Nocjar C, Roth B L, Pehek E A
Louis Stokes Cleveland VA Medical Center 151 (W), OH 44106, USA.
Neuroscience. 2002;111(1):163-76. doi: 10.1016/s0306-4522(01)00593-0.
Considerable evidence suggests that a dysfunction of the dopamine and serotonin (5-hydroxytryptamine or 5-HT) neurotransmitter systems contributes to a diverse range of pathological conditions including schizophrenia, depression and drug abuse. Recent electrophysiological and behavioral studies suggest that 5-HT modulates dopaminergic neurons in the ventral tegmental area via activation of 5-HT(2A) receptors. It is currently unknown if 5-HT(2A) receptors mediate their actions on dopaminergic neurons in the ventral tegmental area via direct or indirect mechanisms. This study investigated whether 5-HT(2A) receptors were localized on dopamine cells within the A10 dopamine subnuclei of the rat, including the ventral tegmental area. We discovered that 5-HT(2A) receptor-like immunoreactivity colocalized with tyrosine hydroxylase, a marker for dopamine neurons, throughout the A10 dopamine cell population. Colocalization was most prominent in rostral and mid A10 regions, including the paranigral, parabrachial, and interfascicular subnuclei. Though more rare, non-dopaminergic neurons also expressed 5-HT(2A) receptor immunoreactivity in the ventral tegmental area. Additionally, although a dense population of 5-HT(2A) immunoreactive cells was observed in the rostral dorsal raphe nucleus, rarely were these cells immunoreactive for tyrosine hydroxylase. The linear raphe A10 dopamine subdivisions also displayed a low degree of 5-HT(2A) receptor and tyrosine hydroxylase colocalization. These findings provide an anatomical basis for the physiological modulation of dopamine neurons in the rostral ventral tegmental area either directly, by 5-HT(2A) receptors localized on dopamine cells, or indirectly, through a non-dopaminergic mechanism. Interestingly, 5-HT(2A) receptors were expressed on dopamine neurons in several A10 subnuclei that project to mesolimbic forebrain regions implicated in drug addiction, and recent evidence indicates that ventral tegmental area 5-HT(2A) receptor activation may modulate reward-related behavior in rodents. 5-HT(2A) receptors were also expressed on dopamine cells in A10 subnuclei that project to forebrain areas that have been implicated in schizophrenia, and atypical antipsychotic drugs have high affinities for 5-HT(2A) receptors. Thus, findings in this study could have important implications for understanding 5-HT and dopamine circuitry dysfunction in schizophrenia.

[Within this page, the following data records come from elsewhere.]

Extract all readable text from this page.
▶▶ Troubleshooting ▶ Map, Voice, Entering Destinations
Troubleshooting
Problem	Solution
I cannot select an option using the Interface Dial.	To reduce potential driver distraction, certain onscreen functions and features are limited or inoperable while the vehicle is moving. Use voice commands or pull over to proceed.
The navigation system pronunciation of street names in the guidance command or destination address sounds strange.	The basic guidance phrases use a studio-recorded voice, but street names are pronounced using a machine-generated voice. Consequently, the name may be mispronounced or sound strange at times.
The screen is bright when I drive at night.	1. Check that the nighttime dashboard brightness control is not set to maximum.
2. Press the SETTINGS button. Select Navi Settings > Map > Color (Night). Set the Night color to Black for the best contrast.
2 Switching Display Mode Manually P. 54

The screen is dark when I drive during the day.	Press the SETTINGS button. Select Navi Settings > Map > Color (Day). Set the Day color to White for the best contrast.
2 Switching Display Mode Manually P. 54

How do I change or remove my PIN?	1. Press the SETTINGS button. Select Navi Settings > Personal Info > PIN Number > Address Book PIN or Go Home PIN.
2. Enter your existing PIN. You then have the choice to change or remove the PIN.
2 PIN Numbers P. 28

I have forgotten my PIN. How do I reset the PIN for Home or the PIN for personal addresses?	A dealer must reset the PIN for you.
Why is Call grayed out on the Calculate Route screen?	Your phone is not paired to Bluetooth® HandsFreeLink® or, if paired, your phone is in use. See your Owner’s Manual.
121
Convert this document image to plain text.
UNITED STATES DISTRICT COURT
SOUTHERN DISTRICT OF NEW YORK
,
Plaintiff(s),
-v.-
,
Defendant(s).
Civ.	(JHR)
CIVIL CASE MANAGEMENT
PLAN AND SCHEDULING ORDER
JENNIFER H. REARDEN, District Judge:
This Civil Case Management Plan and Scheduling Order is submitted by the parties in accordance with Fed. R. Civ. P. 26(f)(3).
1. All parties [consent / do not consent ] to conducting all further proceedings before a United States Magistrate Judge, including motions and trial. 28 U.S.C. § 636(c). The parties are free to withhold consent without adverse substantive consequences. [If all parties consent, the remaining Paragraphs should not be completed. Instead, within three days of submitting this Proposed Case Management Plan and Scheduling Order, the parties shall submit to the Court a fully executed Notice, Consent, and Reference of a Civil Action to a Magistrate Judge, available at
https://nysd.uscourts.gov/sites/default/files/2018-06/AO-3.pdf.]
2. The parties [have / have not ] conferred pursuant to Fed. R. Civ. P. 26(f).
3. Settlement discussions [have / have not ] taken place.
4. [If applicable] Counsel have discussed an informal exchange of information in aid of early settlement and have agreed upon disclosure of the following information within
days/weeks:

大量证据表明,多巴胺和血清素(5-羟色胺或5-HT)神经递质系统功能失调会导致包括精神分裂症、抑郁症和药物滥用在内的多种病理状况。最近的电生理学和行为学研究表明,5-HT通过激活5-HT(2A)受体来调节腹侧被盖区的多巴胺能神经元。目前尚不清楚5-HT(2A)受体是通过直接还是间接机制对腹侧被盖区的多巴胺能神经元发挥作用。本研究调查了5-HT(2A)受体是否定位于大鼠A10多巴胺亚核内的多巴胺细胞上,包括腹侧被盖区。我们发现,在整个A10多巴胺细胞群体中,5-HT(2A)受体样免疫反应性与多巴胺神经元的标志物酪氨酸羟化酶共定位。共定位在A10区域的前部和中部最为显著,包括黑质旁、臂旁和束间亚核。虽然较少见,但非多巴胺能神经元在腹侧被盖区也表达5-HT(2A)受体免疫反应性。此外,虽然在背侧中缝核前部观察到大量5-HT(2A)免疫反应性细胞,但这些细胞很少对酪氨酸羟化酶呈免疫反应性。中缝A10多巴胺亚区也显示出较低程度的5-HT(2A)受体与酪氨酸羟化酶共定位。这些发现为腹侧被盖区前部多巴胺神经元的生理调节提供了解剖学基础,这种调节可以通过定位于多巴胺细胞上的5-HT(2A)受体直接进行,也可以通过非多巴胺能机制间接进行。有趣的是,5-HT(2A)受体在投射到与药物成瘾有关的中脑边缘前脑区域的几个A10亚核中的多巴胺神经元上表达,最近的证据表明,腹侧被盖区5-HT(2A)受体的激活可能调节啮齿动物与奖赏相关的行为。5-HT(2A)受体也在投射到与精神分裂症有关的前脑区域的A10亚核中的多巴胺细胞上表达,非典型抗精神病药物对5-HT(2A)受体具有高亲和力。因此,本研究结果对于理解精神分裂症中5-HT和多巴胺神经回路功能障碍可能具有重要意义。